New funding secures Bailiwick Social Prescribing until the end of 2024
Bailiwick Social Prescribing, a scheme designed to improve people’s health by linking them with community-based support for non-medical needs, will be extended until the end of 2024 thanks to a Social Investment Fund grant awarded to the Health Improvement Commission.
The grant totalling £152,000 is from SIF’s Major Grants Programme and secures the scheme’s delivery for a further 15 months beyond its current funding. The grant will contribute to the costs of the scheme’s Link Workers, training, marketing and running and will allow more people to access and benefit from its support.
Bailiwick Social Prescribing is an initiative established as part of the Committee for Health and Social Care’s Partnership of Purpose, which sought to transform the way in which healthcare, including prevention and early intervention, is delivered.
Bailiwick Social Prescribing enables health professionals to refer people to sources of support, usually in the community, to improve their health and well-being, instead of, or alongside, traditional medication or treatments. The BSP team of four Link Workers meet people with unmet, non-medical needs such as loneliness, isolation, anxiety, housing needs, financial concerns and changes in circumstance, which can be affecting their health. The Link Workers listen to the clients and find ways to help, often supporting them to attend groups such as art, singing, physical activity or volunteering, helping them to access statutory services and building their confidence. Currently the scheme is a pilot and is gathering evidence for its feasibility and impact.
The scheme was initially funded by the Guernsey Community Foundation for three years. The Foundation recently extended their funding of the project for a fourth year until October 2023. Public Health Services have also provided funding for the project to date.

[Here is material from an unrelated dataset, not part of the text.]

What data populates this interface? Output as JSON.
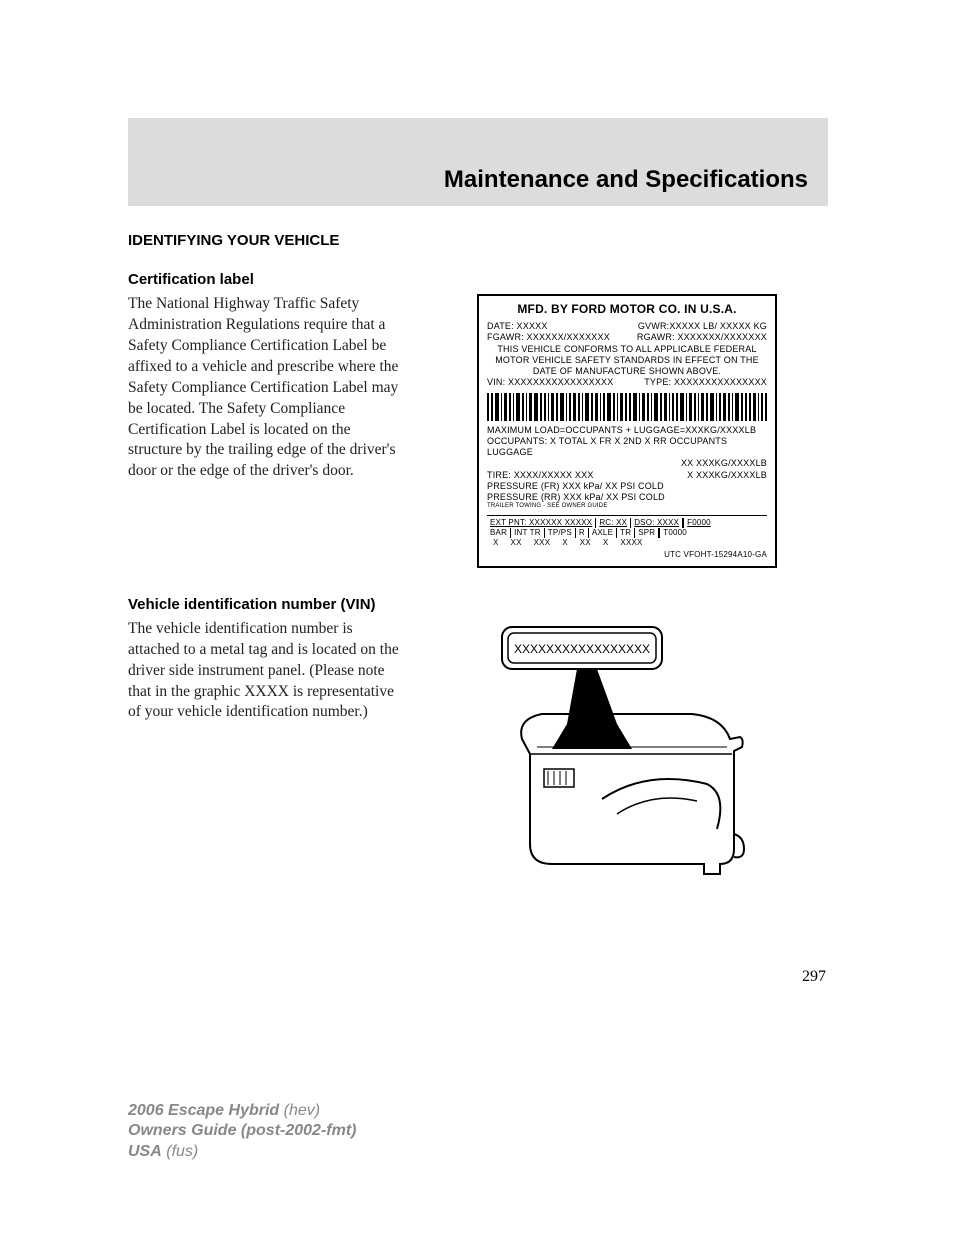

‘Since the scheme launched in summer 2021, we have helped nearly 400 people and have had referrals from 95% of doctors who can refer into the scheme. We have seen a real need for the type of support that social prescribing can give, and the difference that it can make to people’s lives. This grant allows us to continue to meet this need. Currently the scheme is a pilot, and this funding means we can complete the time required to examine its initial impact.’
In addition to funding the scheme’s current work, the SIF grant will allow the scheme to expand by growing referral and community engagement pathways and developing new community classes.
‘We are very grateful to the Social Investment Fund for their financial support. The grant will allow more people to access social prescribing locally and more evidence to be gathered for the scheme’s feasibility and impact. This is vital to inform long term decisions about the role that social prescribing could play as a part of healthcare in the Bailiwick.’
‘SIF is pleased to support the development of the social prescribing scheme and by doing so the pilot phase can be evaluated to assess its benefits. We believe that the scheme has already demonstrated its value and look forward to hearing its full impact on community healthcare.’